The judge condemned the captain: “In the words you used to the jury – what you did was a terrible thing – it is bad for the game of cricket, bad for the country and shows the character of the man involved. Not only were you involved but you involved others and abused your position as captain and leader in doing so, bringing to bear your considerable influence on Aamer at the very least.”
In passing sentence, the judge took into account that all three cricketers were banned by the International Cricket Council from playing international cricket for, at least, five years.
He told Butt: “You have been subjected to a ban on playing cricket for 10 years, of which 5 are suspended. You will be 31 or so, when the active part of that ban comes to an end and you will have lost some of the best years of a batsman’s life as well as the years of captaincy. Your playing career may well be at an end for all practical purposes.”
As for Asif, who faced a seven year ICC ban, of which two were suspended, “its effect on your career as a fast bowler now aged 28, means that your cricketing career is effectively over”.

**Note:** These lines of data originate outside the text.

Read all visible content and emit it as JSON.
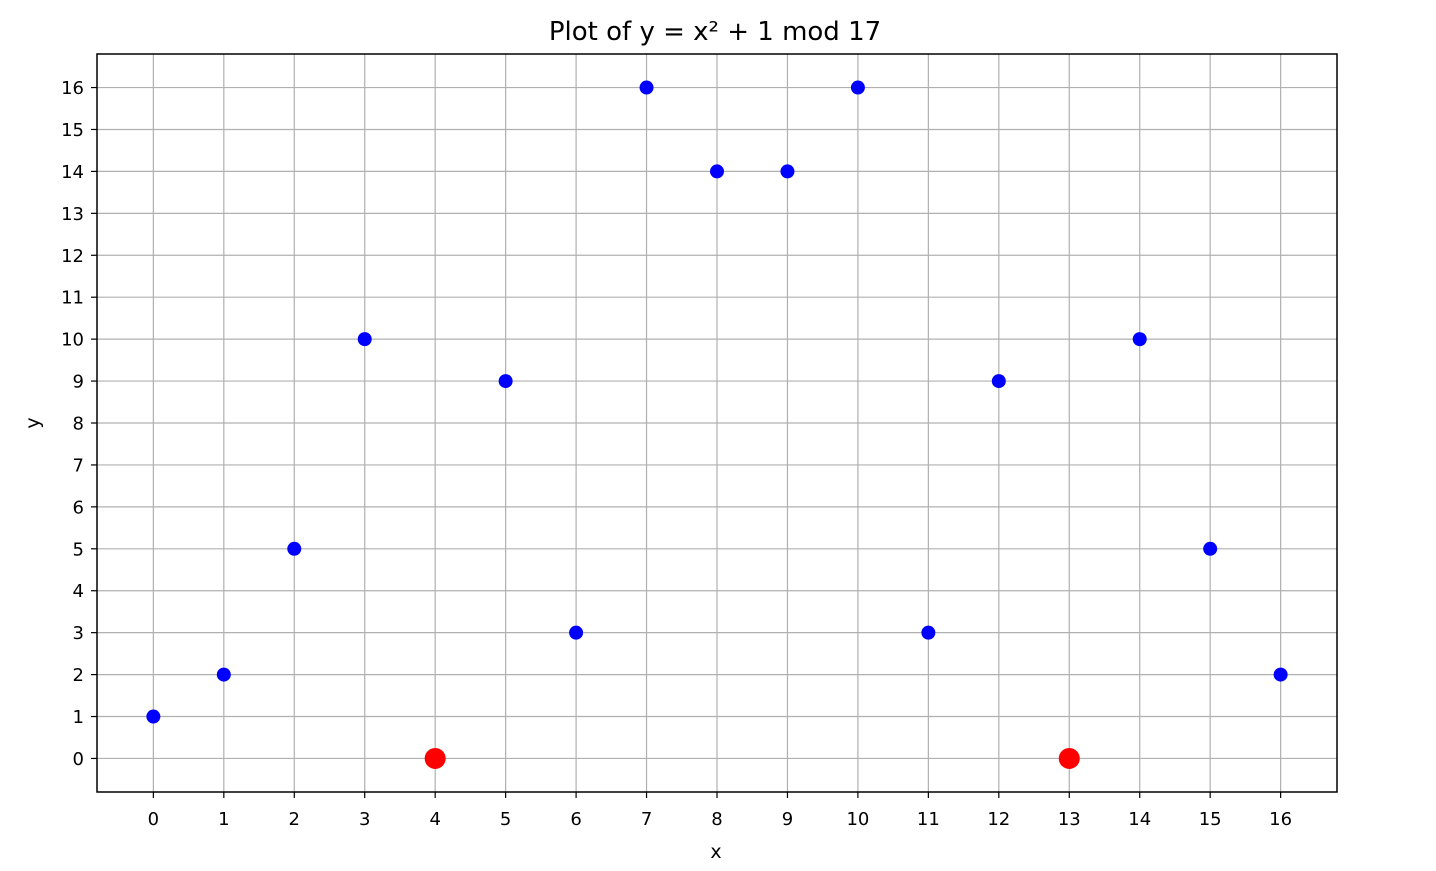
{
  "chart_data": {
    "type": "scatter",
    "title": "Plot of y = x² + 1 mod 17",
    "xlabel": "x",
    "ylabel": "y",
    "xlim": [
      -0.8,
      16.8
    ],
    "ylim": [
      -0.8,
      16.8
    ],
    "xticks": [
      0,
      1,
      2,
      3,
      4,
      5,
      6,
      7,
      8,
      9,
      10,
      11,
      12,
      13,
      14,
      15,
      16
    ],
    "yticks": [
      0,
      1,
      2,
      3,
      4,
      5,
      6,
      7,
      8,
      9,
      10,
      11,
      12,
      13,
      14,
      15,
      16
    ],
    "grid": true,
    "series": [
      {
        "color": "#0000ff",
        "marker": "circle",
        "points": [
          {
            "x": 0,
            "y": 1
          },
          {
            "x": 1,
            "y": 2
          },
          {
            "x": 2,
            "y": 5
          },
          {
            "x": 3,
            "y": 10
          },
          {
            "x": 5,
            "y": 9
          },
          {
            "x": 6,
            "y": 3
          },
          {
            "x": 7,
            "y": 16
          },
          {
            "x": 8,
            "y": 14
          },
          {
            "x": 9,
            "y": 14
          },
          {
            "x": 10,
            "y": 16
          },
          {
            "x": 11,
            "y": 3
          },
          {
            "x": 12,
            "y": 9
          },
          {
            "x": 14,
            "y": 10
          },
          {
            "x": 15,
            "y": 5
          },
          {
            "x": 16,
            "y": 2
          }
        ]
      },
      {
        "color": "#ff0000",
        "marker": "circle-large",
        "points": [
          {
            "x": 4,
            "y": 0
          },
          {
            "x": 13,
            "y": 0
          }
        ]
      }
    ]
  }
}
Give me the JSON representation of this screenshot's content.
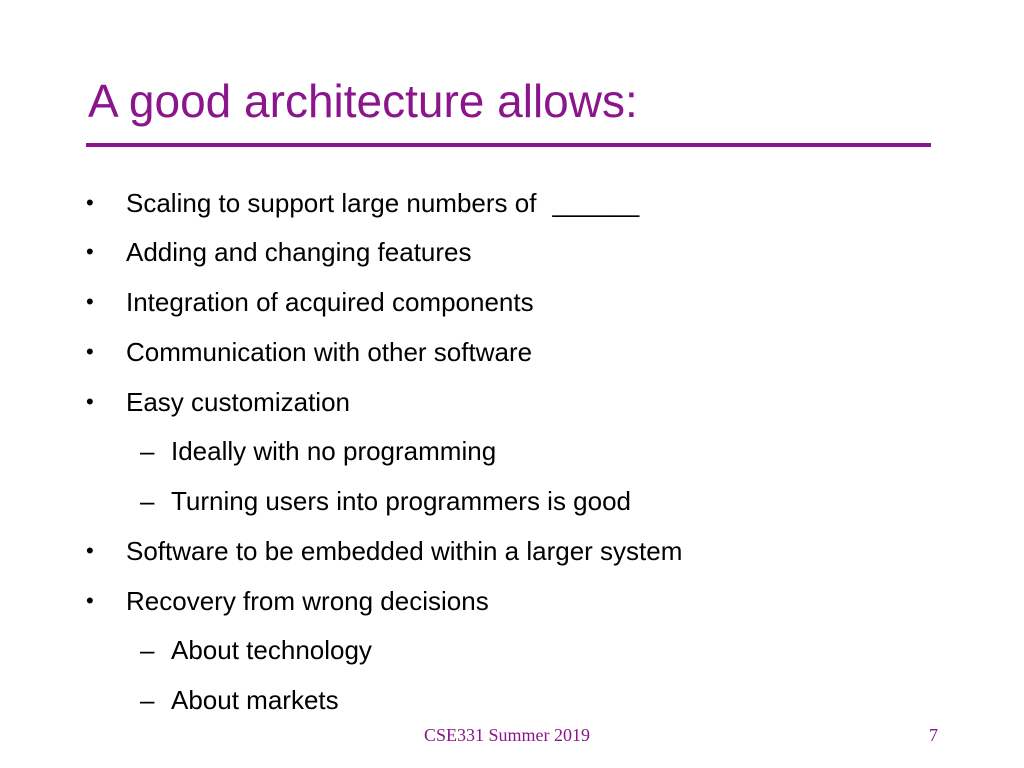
{
  "slide": {
    "title": "A good architecture allows:",
    "bullets": [
      {
        "marker": "•",
        "text": "Scaling to support large numbers of",
        "blank": "______"
      },
      {
        "marker": "•",
        "text": "Adding and changing features"
      },
      {
        "marker": "•",
        "text": "Integration of acquired components"
      },
      {
        "marker": "•",
        "text": "Communication with other software"
      },
      {
        "marker": "•",
        "text": "Easy customization"
      },
      {
        "marker": "–",
        "text": "Ideally with no programming"
      },
      {
        "marker": "–",
        "text": "Turning users into programmers is good"
      },
      {
        "marker": "•",
        "text": "Software to be embedded within a larger system"
      },
      {
        "marker": "•",
        "text": "Recovery from wrong decisions"
      },
      {
        "marker": "–",
        "text": "About technology"
      },
      {
        "marker": "–",
        "text": "About markets"
      }
    ]
  },
  "footer": {
    "course": "CSE331 Summer 2019",
    "page_number": "7"
  },
  "colors": {
    "accent": "#8b158c",
    "text": "#000000",
    "background": "#ffffff"
  }
}
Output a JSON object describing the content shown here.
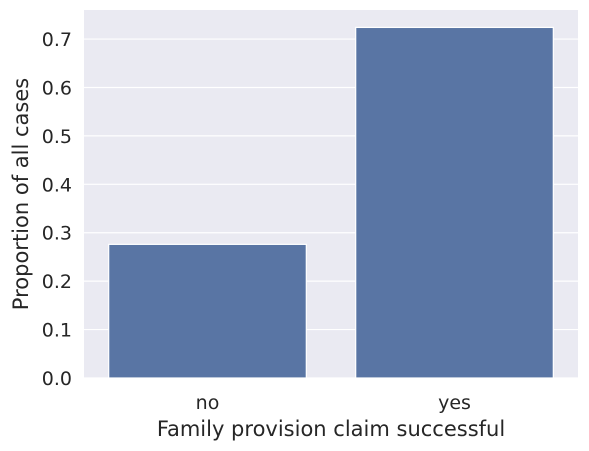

“This enables me to take a more lenient course, than I otherwise might,” Mr Justice Cooke explained. “That is the punishment imposed by the cricket authorities but these crimes of which you have been convicted require that a sentence be imposed which marks them for what they are and acts as a deterrent for any future cricketers who may be tempted.”
He commended Aamer for pleading guilty which he acknowledged “took courage”.
There was a sinister reference to the underworld in Pakistan. “You have referred, in material presented to the court, to threats to yourself and your family, saying that there are significant limits to what you can say in public. The reality of those threats and the strength of the underworld influences who control unlawful betting abroad is shown by the supporting evidence in the bundle of documents, including materials from the Anti Corruption and Security Unit of the ICC.”
Aamer, who had pleaded guilty to two charges, was told: “If you had not pleaded guilty you would have received concurrent sentences of 9 months’ imprisonment on each offence.”
All the four men learnt that they “will serve half the time imposed in custody and then you will be released on licence. If you breach your licence or commit any other offence, you may be brought back to serve the remainder of your sentence.”
The News of the World’s cheeky demand for the return of £150,000 from Majeed was rejected – “the News of the World got what it bargained for when paying the £150,000 in question”.
But the four will be required to contribute to prosecution costs – £56,554 for Majeed; £30,937 for Butt; £8,120 for Asif; and £9,389 for Aamer.
Aamer’s barrister said the young bowler would appeal against his sentence. Butt’s solicitor also said the cricketer would lodge an appeal against his sentence within 24 hours.
The trial took place in Britain because the offence took place on British soil. If the Pakistani cricketers had refused to agree to a trial in Britain, they could have faced unforeseen consequences in Pakistan.